Importance Weighted Expectation-Maximization for Protein Sequence Design
Zhenqiao Song, Lei Li
TL;DR
IsEM-Pro introduces a structure-enhanced latent generative framework for protein sequence design, combining a latent Transformer-based generator with Markov random field constraints and learning via importance-weighted Monte Carlo EM. By sampling in latent space and leveraging combinatorial structure, it achieves higher fitness, diversity, and novelty across eight benchmarks compared with strong baselines, including CMA-ES, DbAS, CbAS, and GFlowNet variants. The approach includes theoretical and empirical analysis showing close alignment between the proposal $Q_{\phi}(x)$ and the posterior $P_{\theta}(x|\mathcal{S})$, and demonstrates case studies where designed proteins exhibit plausible folding and structural similarity to known proteins. Overall, IsEM-Pro provides a scalable, principled framework for efficient, diverse protein sequence design with practical implications for accelerated wet-lab discovery.
Abstract
Designing protein sequences with desired biological function is crucial in biology and chemistry. Recent machine learning methods use a surrogate sequence-function model to replace the expensive wet-lab validation. How can we efficiently generate diverse and novel protein sequences with high fitness? In this paper, we propose IsEM-Pro, an approach to generate protein sequences towards a given fitness criterion.
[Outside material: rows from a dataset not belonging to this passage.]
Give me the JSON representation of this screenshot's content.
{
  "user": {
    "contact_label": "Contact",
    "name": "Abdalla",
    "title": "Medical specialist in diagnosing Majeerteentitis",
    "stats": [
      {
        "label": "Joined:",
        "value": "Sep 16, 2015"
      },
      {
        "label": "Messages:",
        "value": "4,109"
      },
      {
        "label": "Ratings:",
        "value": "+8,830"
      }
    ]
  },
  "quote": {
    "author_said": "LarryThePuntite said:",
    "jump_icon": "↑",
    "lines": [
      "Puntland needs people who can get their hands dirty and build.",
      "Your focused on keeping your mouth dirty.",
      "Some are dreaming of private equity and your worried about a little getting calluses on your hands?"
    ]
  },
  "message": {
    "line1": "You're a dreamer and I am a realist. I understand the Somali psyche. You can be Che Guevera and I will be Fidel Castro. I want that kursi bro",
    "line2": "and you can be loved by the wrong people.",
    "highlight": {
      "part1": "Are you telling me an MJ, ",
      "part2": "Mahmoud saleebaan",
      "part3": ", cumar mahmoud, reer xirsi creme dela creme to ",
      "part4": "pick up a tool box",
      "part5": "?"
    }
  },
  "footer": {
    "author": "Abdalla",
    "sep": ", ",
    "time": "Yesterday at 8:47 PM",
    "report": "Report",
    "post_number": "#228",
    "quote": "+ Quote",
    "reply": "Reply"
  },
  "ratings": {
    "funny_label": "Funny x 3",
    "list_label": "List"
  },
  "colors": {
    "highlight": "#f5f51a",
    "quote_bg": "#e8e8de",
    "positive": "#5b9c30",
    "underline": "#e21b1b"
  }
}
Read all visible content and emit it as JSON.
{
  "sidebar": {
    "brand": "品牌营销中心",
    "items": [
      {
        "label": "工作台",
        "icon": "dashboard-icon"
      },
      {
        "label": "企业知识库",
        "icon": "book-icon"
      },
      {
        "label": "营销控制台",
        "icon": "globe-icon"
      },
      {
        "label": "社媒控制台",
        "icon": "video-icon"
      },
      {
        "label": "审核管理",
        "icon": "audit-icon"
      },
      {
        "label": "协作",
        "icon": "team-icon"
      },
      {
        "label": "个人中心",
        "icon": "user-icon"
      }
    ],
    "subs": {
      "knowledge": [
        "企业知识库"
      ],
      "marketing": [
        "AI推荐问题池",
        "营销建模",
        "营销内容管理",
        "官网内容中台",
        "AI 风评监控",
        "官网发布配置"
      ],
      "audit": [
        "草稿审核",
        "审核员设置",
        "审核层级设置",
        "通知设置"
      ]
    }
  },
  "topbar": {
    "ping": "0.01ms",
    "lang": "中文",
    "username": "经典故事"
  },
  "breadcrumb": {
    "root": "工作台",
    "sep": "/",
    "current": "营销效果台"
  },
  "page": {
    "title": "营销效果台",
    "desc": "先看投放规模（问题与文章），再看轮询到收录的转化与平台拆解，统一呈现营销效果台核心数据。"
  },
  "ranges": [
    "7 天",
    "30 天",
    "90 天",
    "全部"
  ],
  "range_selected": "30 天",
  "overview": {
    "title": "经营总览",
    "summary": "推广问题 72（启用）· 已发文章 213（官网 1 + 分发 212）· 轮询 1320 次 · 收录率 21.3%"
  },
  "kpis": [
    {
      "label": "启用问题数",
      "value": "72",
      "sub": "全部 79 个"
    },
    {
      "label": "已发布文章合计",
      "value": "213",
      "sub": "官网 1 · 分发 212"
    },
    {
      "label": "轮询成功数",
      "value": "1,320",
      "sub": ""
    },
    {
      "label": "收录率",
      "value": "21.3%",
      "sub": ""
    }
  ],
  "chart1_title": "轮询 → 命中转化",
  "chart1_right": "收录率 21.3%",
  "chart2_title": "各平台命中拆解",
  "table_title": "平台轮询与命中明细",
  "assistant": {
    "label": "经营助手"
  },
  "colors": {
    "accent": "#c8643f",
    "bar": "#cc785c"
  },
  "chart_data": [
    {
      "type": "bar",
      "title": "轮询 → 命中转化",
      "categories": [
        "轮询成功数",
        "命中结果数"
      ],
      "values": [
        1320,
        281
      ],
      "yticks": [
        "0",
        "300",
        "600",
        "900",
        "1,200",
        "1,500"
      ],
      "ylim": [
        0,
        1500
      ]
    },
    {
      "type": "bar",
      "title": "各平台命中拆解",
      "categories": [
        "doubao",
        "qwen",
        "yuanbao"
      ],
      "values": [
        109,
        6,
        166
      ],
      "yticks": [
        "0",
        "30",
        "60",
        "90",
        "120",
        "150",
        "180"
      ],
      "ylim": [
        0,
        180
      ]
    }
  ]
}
At its core, IsEM-Pro is a latent generative model, augmented by combinatorial structure features from a separately learned Markov random fields (MRFs). We develop an Monte Carlo Expectation-Maximization method (MCEM) to learn the model. During inference, sampling from its latent space enhances diversity while its MRFs features guide the exploration in high fitness regions. Experiments on eight protein sequence design tasks show that our IsEM-Pro outperforms the previous best methods by at least 55% on average fitness score and generates more diverse and novel protein sequences.